Думал Фома о своём и не замечал, какие люди едут с ним в вагоне, какие станции проходит поезд. Ничего не ел, забыв, что под лавкой полная сумка пирогов и жаркого. Успокоился лишь к вечеру. Выглянул в окно, засмотрелся на трактор, который тянул за собой по чёрной пашне три сеялки. Лёгкая пыльца поднималась из-под колёс. Залюбовался простором, думал - что может быть милее сердцу земледельца, чем видеть широкую степь, а на ней трактор, сеять хлеб и представлять, как зашумит он колосьями?! Земледелец с деда-прадеда и сына растил для земли. Якова. Думал, вернётся из войска и пойдёт к нему в бригаду. Будет радоваться мать, встречая отца и сына с работы... Не порадовалась. Жизнь проходит в слезах, в тревоге, в муках. Трактор развернулся, парень-прицепщик махнул фуражкой. Фоме показалось, что он приветствует его, желает ему счастливой дороги, доброй удачи. Только какой удачи уже ждать на старые дни, на преклонный возраст? Говорил про себя: тебе удачи, парень, у тебя вся жизнь впереди.
Фома даже не заметил, как заборонованное поле и трактор на нём остались позади. Железную дорогу тесно обступили здания. Рядом с вагоном побежала ещё одна колея, потом вторая. И уже их стало столько, что трудно и сосчитать. Длинные ряды товарных вагонов и пассажирских поездов. Забившись куда-то в середину, поезд, которым ехал Фома, остановился. Фома из своего вагона видел, что делается в соседнем поезде. Оттуда смотрела на него девочка с красным бантиком на голове. Женщина с книжкой тоже то и дело бросала взгляд на окно. Вошёл проводник с двумя стаканами чая на подносе. Женщина отложила книжку, подсунулась ближе к окну, отхлебнула из стакана. Молодая, красивая женщина и с ней дочь, - думал Фома. Мелькнуло - он на курорт, а они, вероятно, оттуда, загорели на солнце, почернели... Соседний поезд начал двигаться. Фоме показалось, что составы уже расходятся, но к его окну подкатил второй вагон и остановился. Внимание Фомы привлекла белая эмалированная табличка вдоль вагона. Прочитал на ней: «Москва-Ужгород».

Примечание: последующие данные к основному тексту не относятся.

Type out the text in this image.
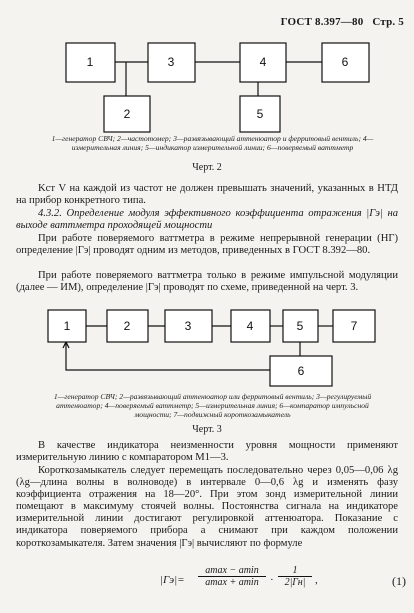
ГОСТ 8.397—80 Стр. 5
1	3	4	6
2	5
1—генератор СВЧ; 2—частотомер; 3—развязывающий аттенюатор и ферритовый вентиль; 4—измерительная линия; 5—индикатор измерительной линии; 6—поверяемый ваттметр
Черт. 2

Kст V на каждой из частот не должен превышать значений, указанных в НТД на прибор конкретного типа.

4.3.2. Определение модуля эффективного коэффициента отражения |Гэ| на выходе ваттметра проходящей мощности

При работе поверяемого ваттметра в режиме непрерывной генерации (НГ) определение |Гэ| проводят одним из методов, приведенных в ГОСТ 8.392—80.

При работе поверяемого ваттметра только в режиме импульсной модуляции (далее — ИМ), определение |Гэ| проводят по схеме, приведенной на черт. 3.

1	2	3	4	5	7
6
1—генератор СВЧ; 2—развязывающий аттенюатор или ферритовый вентиль; 3—регулируемый аттенюатор; 4—поверяемый ваттметр; 5—измерительная линия; 6—компаратор импульсной мощности; 7—подвижный короткозамыкатель
Черт. 3

В качестве индикатора неизменности уровня мощности применяют измерительную линию с компаратором М1—3.

Короткозамыкатель следует перемещать последовательно через 0,05—0,06 λg (λg—длина волны в волноводе) в интервале 0—0,6 λg и изменять фазу коэффициента отражения на 18—20°. При этом зонд измерительной линии помещают в максимуму стоячей волны. Постоянства сигнала на индикаторе измерительной линии достигают регулировкой аттенюатора. Показание с индикатора поверяемого прибора a снимают при каждом положении короткозамыкателя. Затем значения |Гэ| вычисляют по формуле

|Гэ|=
amax − amin
amax + amin	·
1
2|Гн| ,	(1)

От неожиданности аж зарябило в глазах. Москва-Ужгород... Это там, в Карпатах, где сложил голову Яков... На военном кладбище его могила... Долгие годы мечтал: оставить работу, всё, хоть ступить ногой на ту землю, которую полил своей кровью Яков... Только мечтал. Потому что, что бы сказал Насте? Не мог отобрать у неё надежды, что лишь одна держит её на свете. А время шло, отходили за днями дни, шли годы. Даже карта, которую купил в своём сельмаге - почернела, потёрлась, и на ней уже не разобрать, где те Карпаты, среди которых Ужгород, военное кладбище с могилой Якова. Он едет на море, а тот, соседний, поезд - в Ужгород. Ошибся значит и та женщина с ребёнком не с моря. Гостила, вероятно, в Москве, а теперь возвращается домой. Возила внучку показать деду и бабе... А ему надо лечить больную печень... Спохватился: о чём он думает, чем забивает голову? Ему надо быть там, в том поезде. Не нужно моря. Пусть везёт его в Карпаты, к Якову. Испугался - поезд сейчас отойдёт, а он и не успеет. Немного, всего одна минута нужна, чтобы перескочить из одного вагона в другой. Схватил чемоданчик и как раз успел, потому что поезд уже тронулся. С разгона вскочил на подножку. Уже потом вспомнил, что оставил в том, первом поезде сумку с продуктами, которые запаковала ему Настя в дорогу. Напрасно только рано вставала, беспокоилась.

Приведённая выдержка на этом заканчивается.